Ein Blick in andere Länder zeigt, wie ergänzende kapitalgedeckte Systeme funktionieren können. In der Schweiz etwa zahlen Arbeitgeber und Arbeitnehmer gemeinsam in ein persönliches Vorsorgekonto ein. Das angesparte Kapital wird verzinst, bleibt individuell zugeordnet und kann beim Eintritt in den Ruhestand flexibel genutzt werden – als regelmäßige Rente oder Einmalzahlung. Dieses Modell stärkt die Eigenverantwortung und ermöglicht häufig höhere Auszahlungen im Alter. Auch für Deutschland wäre ein solches Konzept denkbar. Ein Modell mit gestaffelter Beitragsstruktur könnte bereits in der Kindheit beginnen – beispielsweise durch staatliche oder elterliche Einzahlungen von 100 Euro monatlich bis zum 30. Lebensjahr. Im Erwerbsleben könnten sowohl vom Arbeitgeber als auch vom Arbeitnehmer zusätzlich 5 % des Bruttolohns in ein persönliches Vorsorgekonto fließen. Bei langfristiger Verzinsung ließe sich so ein Kapitalstock aufbauen, der im Ruhestand eine monatliche Auszahlung von rund 2.750 Euro ermöglichen könnte – rund 84 % des heutigen Durchschnittseinkommens. Solche Lösungen entlasten die umlagebasierte Rente, erhöhen die Auszahlungssicherheit und schaffen mehr individuelle Kontrolle über die finanzielle Zukunft.

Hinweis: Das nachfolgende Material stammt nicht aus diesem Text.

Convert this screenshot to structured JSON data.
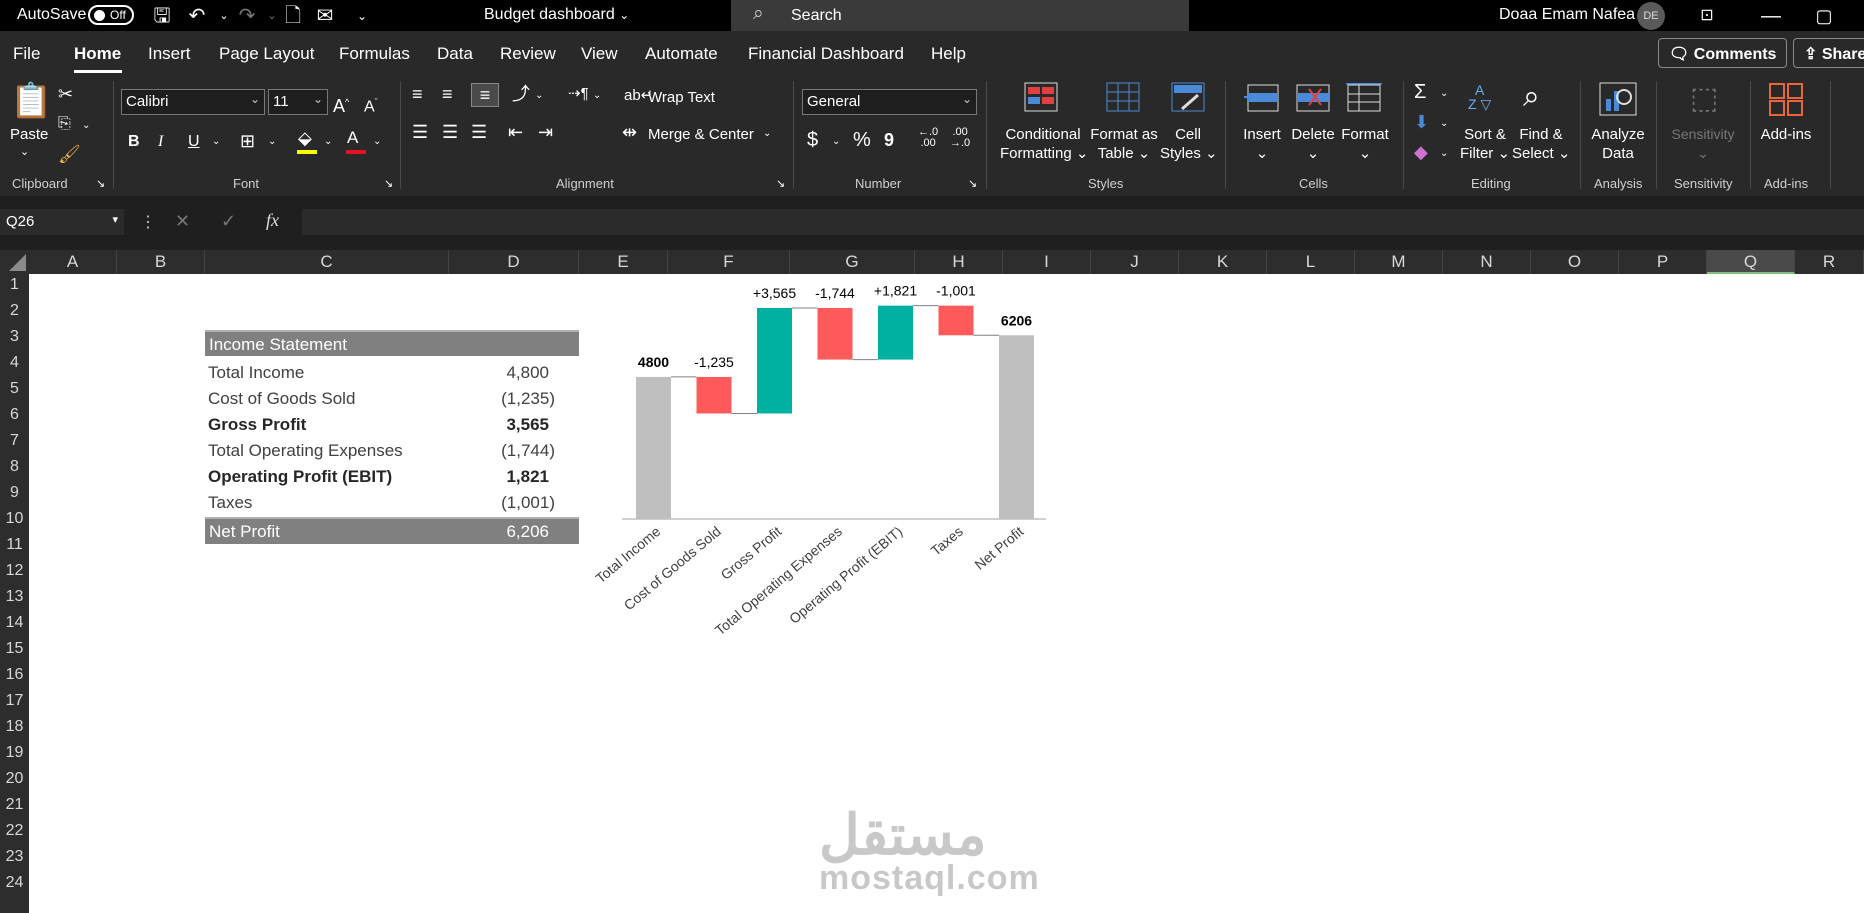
{
  "titlebar": {
    "autosave_label": "AutoSave",
    "autosave_state": "Off",
    "doc_title": "Budget dashboard",
    "search_placeholder": "Search",
    "user_name": "Doaa Emam Nafea",
    "user_initials": "DE"
  },
  "menu": {
    "tabs": [
      "File",
      "Home",
      "Insert",
      "Page Layout",
      "Formulas",
      "Data",
      "Review",
      "View",
      "Automate",
      "Financial Dashboard",
      "Help"
    ],
    "active": "Home",
    "comments_label": "Comments",
    "share_label": "Share"
  },
  "ribbon": {
    "clipboard": {
      "paste": "Paste",
      "group": "Clipboard"
    },
    "font": {
      "name": "Calibri",
      "size": "11",
      "group": "Font",
      "bold": "B",
      "italic": "I",
      "underline": "U"
    },
    "alignment": {
      "wrap": "Wrap Text",
      "merge": "Merge & Center",
      "group": "Alignment"
    },
    "number": {
      "format": "General",
      "group": "Number",
      "currency": "$",
      "percent": "%",
      "comma": "9"
    },
    "styles": {
      "conditional1": "Conditional",
      "conditional2": "Formatting",
      "format_table1": "Format as",
      "format_table2": "Table",
      "cell_styles1": "Cell",
      "cell_styles2": "Styles",
      "group": "Styles"
    },
    "cells": {
      "insert": "Insert",
      "delete": "Delete",
      "format": "Format",
      "group": "Cells"
    },
    "editing": {
      "sort1": "Sort &",
      "sort2": "Filter",
      "find1": "Find &",
      "find2": "Select",
      "group": "Editing"
    },
    "analysis": {
      "analyze1": "Analyze",
      "analyze2": "Data",
      "group": "Analysis"
    },
    "sensitivity": {
      "label": "Sensitivity",
      "group": "Sensitivity"
    },
    "addins": {
      "label": "Add-ins",
      "group": "Add-ins"
    }
  },
  "formula_bar": {
    "name_box": "Q26",
    "fx": "fx",
    "content": ""
  },
  "columns": [
    "A",
    "B",
    "C",
    "D",
    "E",
    "F",
    "G",
    "H",
    "I",
    "J",
    "K",
    "L",
    "M",
    "N",
    "O",
    "P",
    "Q",
    "R"
  ],
  "selected_column": "Q",
  "rows": [
    "1",
    "2",
    "3",
    "4",
    "5",
    "6",
    "7",
    "8",
    "9",
    "10",
    "11",
    "12",
    "13",
    "14",
    "15",
    "16",
    "17",
    "18",
    "19",
    "20",
    "21",
    "22",
    "23",
    "24"
  ],
  "income_statement": {
    "header": "Income Statement",
    "lines": [
      {
        "label": "Total Income",
        "value": "4,800",
        "bold": false
      },
      {
        "label": "Cost of Goods Sold",
        "value": "(1,235)",
        "bold": false
      },
      {
        "label": "Gross Profit",
        "value": "3,565",
        "bold": true
      },
      {
        "label": "Total Operating Expenses",
        "value": "(1,744)",
        "bold": false
      },
      {
        "label": "Operating Profit (EBIT)",
        "value": "1,821",
        "bold": true
      },
      {
        "label": "Taxes",
        "value": "(1,001)",
        "bold": false
      }
    ],
    "total": {
      "label": "Net Profit",
      "value": "6,206"
    }
  },
  "chart_data": {
    "type": "bar",
    "subtype": "waterfall",
    "title": "",
    "categories": [
      "Total Income",
      "Cost of Goods Sold",
      "Gross Profit",
      "Total Operating Expenses",
      "Operating Profit (EBIT)",
      "Taxes",
      "Net Profit"
    ],
    "values": [
      4800,
      -1235,
      3565,
      -1744,
      1821,
      -1001,
      6206
    ],
    "data_labels": [
      "4800",
      "-1,235",
      "+3,565",
      "-1,744",
      "+1,821",
      "-1,001",
      "6206"
    ],
    "kinds": [
      "total",
      "decrease",
      "increase",
      "decrease",
      "increase",
      "decrease",
      "total"
    ],
    "colors": {
      "total": "#bfbfbf",
      "increase": "#00b0a0",
      "decrease": "#ff5a5a"
    },
    "ylim": [
      0,
      8000
    ],
    "grid": false,
    "legend": "none"
  },
  "watermark": {
    "arabic": "مستقل",
    "latin": "mostaql.com"
  }
}
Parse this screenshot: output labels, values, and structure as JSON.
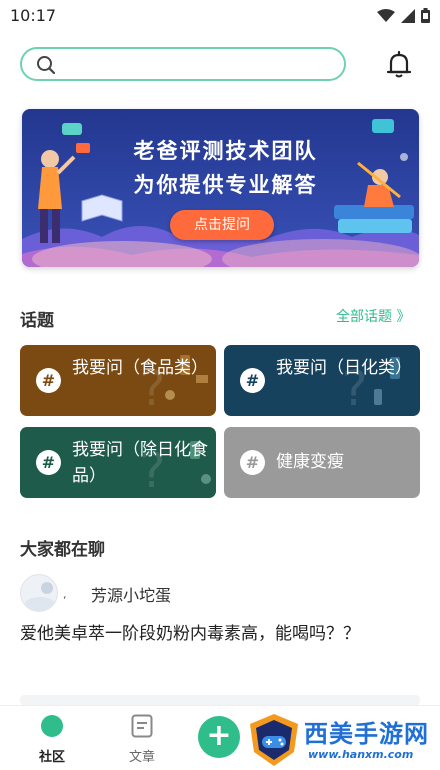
{
  "status_bar": {
    "time": "10:17"
  },
  "search": {
    "value": "",
    "placeholder": ""
  },
  "banner": {
    "line1": "老爸评测技术团队",
    "line2": "为你提供专业解答",
    "button": "点击提问"
  },
  "topics_section": {
    "title": "话题",
    "see_all": "全部话题 》",
    "items": [
      {
        "label": "我要问（食品类）",
        "color": "#7a4a12"
      },
      {
        "label": "我要问（日化类）",
        "color": "#17425e"
      },
      {
        "label": "我要问（除日化食品）",
        "color": "#1e5b4b"
      },
      {
        "label": "健康变瘦",
        "color": "#9a9a9a"
      }
    ]
  },
  "chat_section": {
    "title": "大家都在聊",
    "post": {
      "author_mark": "᷊",
      "author": "芳源小坨蛋",
      "text": "爱他美卓萃一阶段奶粉内毒素高，能喝吗？？"
    }
  },
  "bottom_nav": {
    "community": "社区",
    "articles": "文章"
  },
  "watermark": {
    "title": "西美手游网",
    "url": "www.hanxm.com"
  },
  "colors": {
    "accent": "#2fbd8c",
    "banner_button": "#ff6a3d",
    "banner_bg": "#2d3f9e"
  },
  "icons": [
    "search-icon",
    "bell-icon",
    "hash-icon",
    "community-icon",
    "article-icon",
    "add-icon",
    "wifi-icon",
    "signal-icon",
    "battery-icon"
  ]
}
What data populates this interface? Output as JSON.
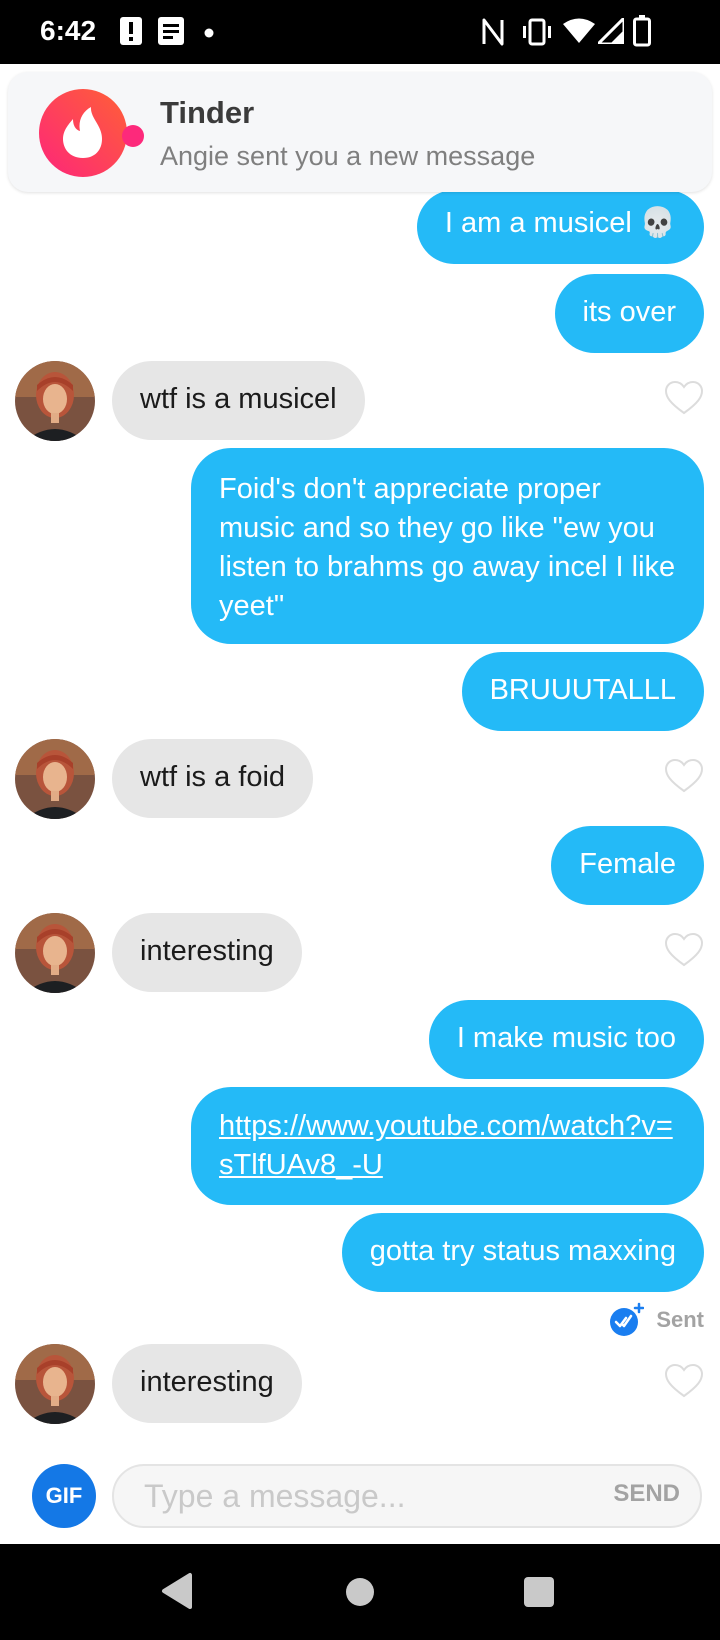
{
  "status_bar": {
    "time": "6:42",
    "left_icons": [
      "alert-icon",
      "document-icon",
      "dot-icon"
    ],
    "right_icons": [
      "nfc-icon",
      "vibrate-icon",
      "wifi-icon",
      "signal-icon",
      "battery-icon"
    ]
  },
  "notification": {
    "app_name": "Tinder",
    "text": "Angie sent you a new message",
    "icon": "tinder-flame-icon",
    "brand_color": "#fd297b"
  },
  "messages": [
    {
      "from": "me",
      "text": "I am a musicel 💀"
    },
    {
      "from": "me",
      "text": "its over"
    },
    {
      "from": "match",
      "text": "wtf is a musicel"
    },
    {
      "from": "me",
      "text": "Foid's don't appreciate proper music and so they go like \"ew you listen to brahms go away incel I like yeet\""
    },
    {
      "from": "me",
      "text": "BRUUUTALLL"
    },
    {
      "from": "match",
      "text": "wtf is a foid"
    },
    {
      "from": "me",
      "text": "Female"
    },
    {
      "from": "match",
      "text": "interesting"
    },
    {
      "from": "me",
      "text": "I make music too"
    },
    {
      "from": "me",
      "text": "https://www.youtube.com/watch?v=sTlfUAv8_-U",
      "is_link": true
    },
    {
      "from": "me",
      "text": "gotta try status maxxing"
    },
    {
      "from": "match",
      "text": "interesting"
    }
  ],
  "read_receipt": {
    "label": "Sent",
    "icon": "double-check-icon"
  },
  "composer": {
    "gif_label": "GIF",
    "placeholder": "Type a message...",
    "value": "",
    "send_label": "SEND"
  },
  "nav_bar": {
    "icons": [
      "back-icon",
      "home-icon",
      "recents-icon"
    ]
  },
  "colors": {
    "outgoing_bubble": "#24baf7",
    "incoming_bubble": "#e6e6e6",
    "gif_button": "#1478e6",
    "read_check": "#1a7ef0"
  }
}
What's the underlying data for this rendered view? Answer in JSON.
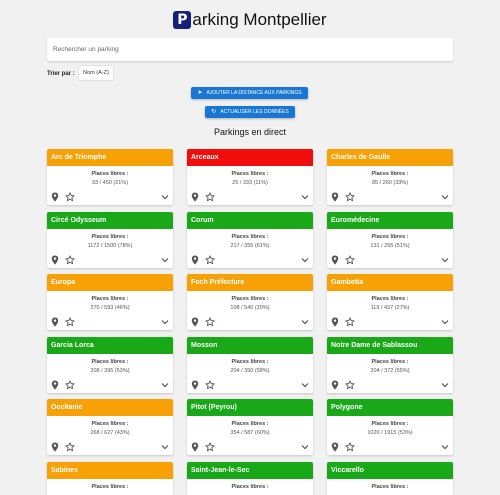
{
  "header": {
    "logo_letter": "P",
    "title": "arking Montpellier"
  },
  "search": {
    "placeholder": "Rechercher un parking",
    "value": ""
  },
  "sort": {
    "label": "Trier par :",
    "value": "Nom (A-Z)"
  },
  "actions": {
    "distance_label": "Ajouter la distance aux parkings",
    "refresh_label": "Actualiser les données"
  },
  "section_title": "Parkings en direct",
  "colors": {
    "orange": "#f7a107",
    "red": "#f20d0d",
    "green": "#18a818",
    "button_blue": "#1976d2",
    "logo_navy": "#14207a"
  },
  "card_free_label": "Places libres :",
  "parkings": [
    {
      "name": "Arc de Triomphe",
      "places": "93 / 450 (21%)",
      "status": "orange"
    },
    {
      "name": "Arceaux",
      "places": "25 / 333 (11%)",
      "status": "red"
    },
    {
      "name": "Charles de Gaulle",
      "places": "85 / 260 (33%)",
      "status": "orange"
    },
    {
      "name": "Circé Odysseum",
      "places": "1172 / 1500 (78%)",
      "status": "green"
    },
    {
      "name": "Corum",
      "places": "217 / 355 (61%)",
      "status": "green"
    },
    {
      "name": "Euromédecine",
      "places": "131 / 255 (51%)",
      "status": "green"
    },
    {
      "name": "Europa",
      "places": "270 / 593 (46%)",
      "status": "orange"
    },
    {
      "name": "Foch Préfecture",
      "places": "108 / 540 (20%)",
      "status": "orange"
    },
    {
      "name": "Gambetta",
      "places": "119 / 437 (27%)",
      "status": "orange"
    },
    {
      "name": "Garcia Lorca",
      "places": "208 / 395 (53%)",
      "status": "green"
    },
    {
      "name": "Mosson",
      "places": "204 / 350 (58%)",
      "status": "green"
    },
    {
      "name": "Notre Dame de Sablassou",
      "places": "204 / 372 (55%)",
      "status": "green"
    },
    {
      "name": "Occitanie",
      "places": "268 / 627 (43%)",
      "status": "orange"
    },
    {
      "name": "Pitot (Peyrou)",
      "places": "354 / 587 (60%)",
      "status": "green"
    },
    {
      "name": "Polygone",
      "places": "1020 / 1915 (53%)",
      "status": "green"
    },
    {
      "name": "Sabines",
      "places": "",
      "status": "orange"
    },
    {
      "name": "Saint-Jean-le-Sec",
      "places": "",
      "status": "green"
    },
    {
      "name": "Viccarello",
      "places": "",
      "status": "green"
    }
  ]
}
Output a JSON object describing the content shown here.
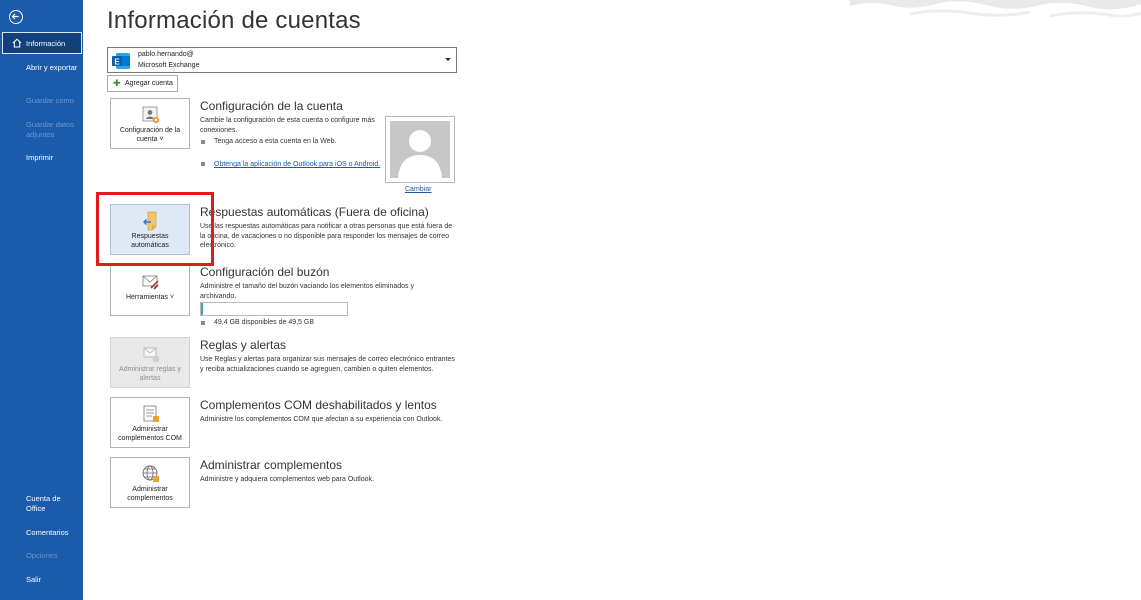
{
  "sidebar": {
    "active_item": "Información",
    "items": {
      "abrir": "Abrir y exportar",
      "guardar_como": "Guardar como",
      "guardar_datos": "Guardar datos adjuntos",
      "imprimir": "Imprimir",
      "cuenta_office": "Cuenta de Office",
      "comentarios": "Comentarios",
      "opciones": "Opciones",
      "salir": "Salir"
    }
  },
  "page": {
    "title": "Información de cuentas"
  },
  "account": {
    "email": "pablo.hernando@",
    "type": "Microsoft Exchange",
    "add_label": "Agregar cuenta"
  },
  "sections": {
    "config": {
      "tile_label": "Configuración de la cuenta ˅",
      "title": "Configuración de la cuenta",
      "desc": "Cambie la configuración de esta cuenta o configure más conexiones.",
      "bullet1": "Tenga acceso a esta cuenta en la Web.",
      "bullet2": "Obtenga la aplicación de Outlook para iOS o Android.",
      "change_label": "Cambiar"
    },
    "auto_reply": {
      "tile_label": "Respuestas automáticas",
      "title": "Respuestas automáticas (Fuera de oficina)",
      "desc": "Use las respuestas automáticas para notificar a otras personas que está fuera de la oficina, de vacaciones o no disponible para responder los mensajes de correo electrónico."
    },
    "mailbox": {
      "tile_label": "Herramientas ˅",
      "title": "Configuración del buzón",
      "desc": "Administre el tamaño del buzón vaciando los elementos eliminados y archivando.",
      "storage_text": "49,4 GB disponibles de 49,5 GB",
      "used_fraction": 0.01
    },
    "rules": {
      "tile_label": "Administrar reglas y alertas",
      "title": "Reglas y alertas",
      "desc": "Use Reglas y alertas para organizar sus mensajes de correo electrónico entrantes y reciba actualizaciones cuando se agreguen, cambien o quiten elementos."
    },
    "com": {
      "tile_label": "Administrar complementos COM",
      "title": "Complementos COM deshabilitados y lentos",
      "desc": "Administre los complementos COM que afectan a su experiencia con Outlook."
    },
    "addins": {
      "tile_label": "Administrar complementos",
      "title": "Administrar complementos",
      "desc": "Administre y adquiera complementos web para Outlook."
    }
  },
  "colors": {
    "sidebar_bg": "#1b5bab",
    "active_bg": "#12407d",
    "highlight": "#e01b1b",
    "progress_fill": "#4aa3b3",
    "link": "#1c5aa6"
  }
}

Altersvorsorge braucht Technologie, Bildung – und Mut zur Reform
Klassisches Sparen reicht nicht mehr aus. In einer Zeit niedriger Realrenditen und struktureller Unsicherheiten sind alternative, technologiegestützte Ansätze gefragt. Die Verbindung von digitaler Innovation und finanzieller Bildung eröffnet neue Wege für individuelle Vorsorgestrategien. Gleichzeitig zeigt sich: Persönlicher Verzicht allein kann die strukturellen Defizite im Rentensystem nicht kompensieren. Ein zukunftsfähiges Modell erfordert politische Weichenstellungen, die kapitalgedeckte Elemente integrieren, Chancengleichheit fördern und den Menschen mehr Kontrolle über ihre finanzielle Zukunft geben.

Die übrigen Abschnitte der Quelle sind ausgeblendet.